If the hacker is located abroad there is little you can do to stop them at this point other than implementing your own better safeguards. You may need to report the matter to the authorities in any case as well as putting your insurance carrier on notice if you carry any.
The law firm of Natoli-Lapin, LLC (Home of Lantern Legal Services) offers our flat-rate legal services in the areas of business law and intellectual property to entrepreneurs, small-to-medium size businesses, independent inventors and artists across the nation and abroad. Feel free to call for a free phone consultation; your inquiries are always welcome: CONTACT: 866-871-8655 Support@LanternLegal.com DISCLAIMER: this is not intended to be specific legal advice and should not be relied upon as such. No attorney-client relationship is formed on the basis of this posting.
Let's think about what can happen after you notify your customers. I suppose they can band together and institute a class action against you for failure adequately to: 1) protect their info and privacy and 2) failure to notify promptly--
The class in both cases might be limited to a state by state basis due to a difference in state laws.
If you failed to adhere completely to your agreement or disclosures to them, that cold be a problem. If you failed to meet the standards in the industry for protecting this info, that could be an issue--I do not know how your website was targeted and hacked.
Damages might include losses that were unrecovered on their credit cards, cost of canceling and re-opening accounts, other ID theft issues, cost of credit reports, cost to correct credit reports, damage to credit and reputation etc. As these might differ from case to case, it could undermine a class action.
You might consider shutting down the website as the hacking could be continuing- this could become an issue in litigation- how quickly could you either put in additional protections or get a new website up?
It sounds like you did not have a data protection plan. Hopefully you had insurance to cover liability that might arise from hacking of your web-site. Even if you have insurance, you have to take immediate steps, in coordination with law enforcement, to minimize your losses and the losses of your customers. Your first step must be to retain experienced intellectual property/business/privacy counsel to represent and advise you. You cannot handle this properly without counsel, and your investment in counsel will without question save you from potentially disastrous financial liability.
One of the most important issues is whether you have taken immediate steps to protect your web-site from hacking----this may require you to take down your web-site until you can rebuilt it with appropriate security protections. You have a duty to mitigate not only your own damages, but the damages of your customers. This means you need not only legal counsel, but expert technical support to help guide you as to how to mitigate the loss.
Sorry that this happened to you---this is an epidemic, particularly among businesses that have not worked closely with IP and business counsel to adequately develop the legal foundation for their web-site operations. Going forward, you need a data protection plan, you need to procure insurance that covers you in such situations, and most importantly, you need to bring in a team of IP/business/corporate lawyers to review the entire legal foundation for your business---it certainly seems from your question that you set up this web-site without appropriate safeguards, and if you want to stay in business you can no longer afford such short cuts.
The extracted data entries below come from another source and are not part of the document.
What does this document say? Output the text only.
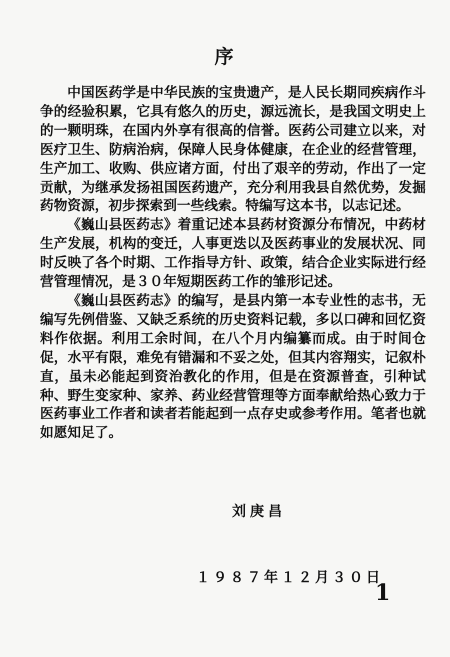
序

中国医药学是中华民族的宝贵遗产，是人民长期同疾病作斗争的经验积累，它具有悠久的历史，源远流长，是我国文明史上的一颗明珠，在国内外享有很高的信誉。医药公司建立以来，对医疗卫生、防病治病，保障人民身体健康，在企业的经营管理，生产加工、收购、供应诸方面，付出了艰辛的劳动，作出了一定贡献，为继承发扬祖国医药遗产，充分利用我县自然优势，发掘药物资源，初步探索到一些线索。特编写这本书，以志记述。

《巍山县医药志》着重记述本县药材资源分布情况，中药材生产发展，机构的变迁，人事更迭以及医药事业的发展状况、同时反映了各个时期、工作指导方针、政策，结合企业实际进行经营管理情况，是３０年短期医药工作的雏形记述。

《巍山县医药志》的编写，是县内第一本专业性的志书，无编写先例借鉴、又缺乏系统的历史资料记载，多以口碑和回忆资料作依据。利用工余时间，在八个月内编纂而成。由于时间仓促，水平有限，难免有错漏和不妥之处，但其内容翔实，记叙朴直，虽未必能起到资治教化的作用，但是在资源普查，引种试种、野生变家种、家养、药业经营管理等方面奉献给热心致力于医药事业工作者和读者若能起到一点存史或参考作用。笔者也就如愿知足了。

刘庚昌
１９８７年１２月３０日
1
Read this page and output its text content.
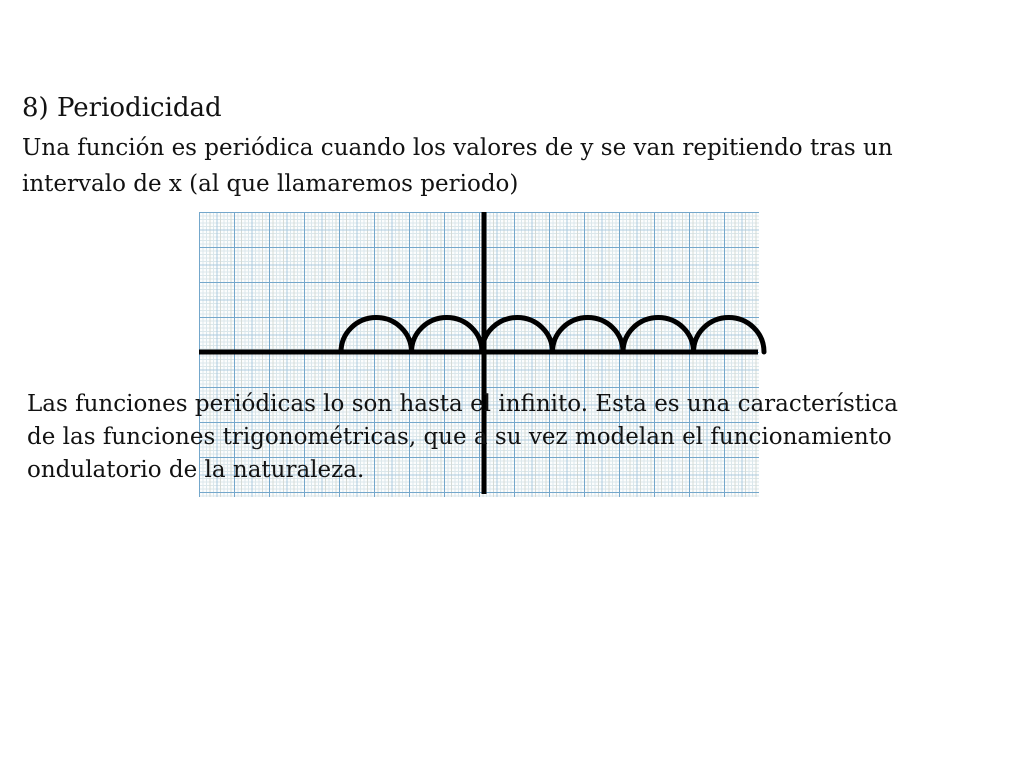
8) Periodicidad
Una función es periódica cuando los valores de y se van repitiendo tras un
intervalo de x (al que llamaremos periodo)
Las funciones periódicas lo son hasta el infinito. Esta es una característica
de las funciones trigonométricas, que a su vez modelan el funcionamiento
ondulatorio de la naturaleza.
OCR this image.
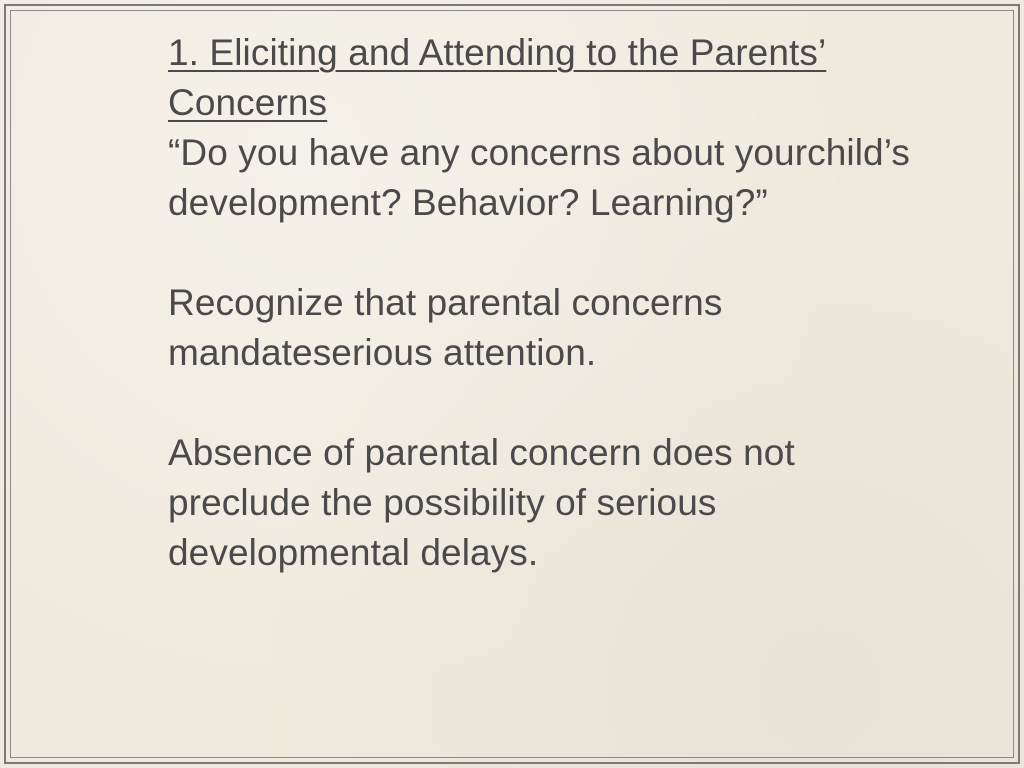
1. Eliciting and Attending to the Parents’ Concerns

“Do you have any concerns about yourchild’s development? Behavior? Learning?”

Recognize that parental concerns mandateserious attention.

Absence of parental concern does not preclude the possibility of serious developmental delays.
I recognize that this is not your fault---you are a victim. My sympathy is with you. But from a cold business and legal perspective, you need to get your house in order in order to minimize the possibility that this happens again.
Ask your IT person, or if none, try a new US based host and let them know your problem and your need to be more secure. Be pro-active. If you don't know this stuff hire an Internet security professional. There are thousands available. They need to be good because the hackers are usually even better, but the hackers usually go for the low hanging fruit, so make yours harder and they will like bypass it for easier prey.
I am not your lawyer and you are not my client. Free advice here is without recourse and any reliance thereupon is at your sole risk. This is done without compensation as a free public service. I am licensed in IL, MO, TX and I am a Reg. Pat. Atty. so advice in any other jurisdiction is strictly general advice and should be confirmed with an attorney licensed in that jurisdiction.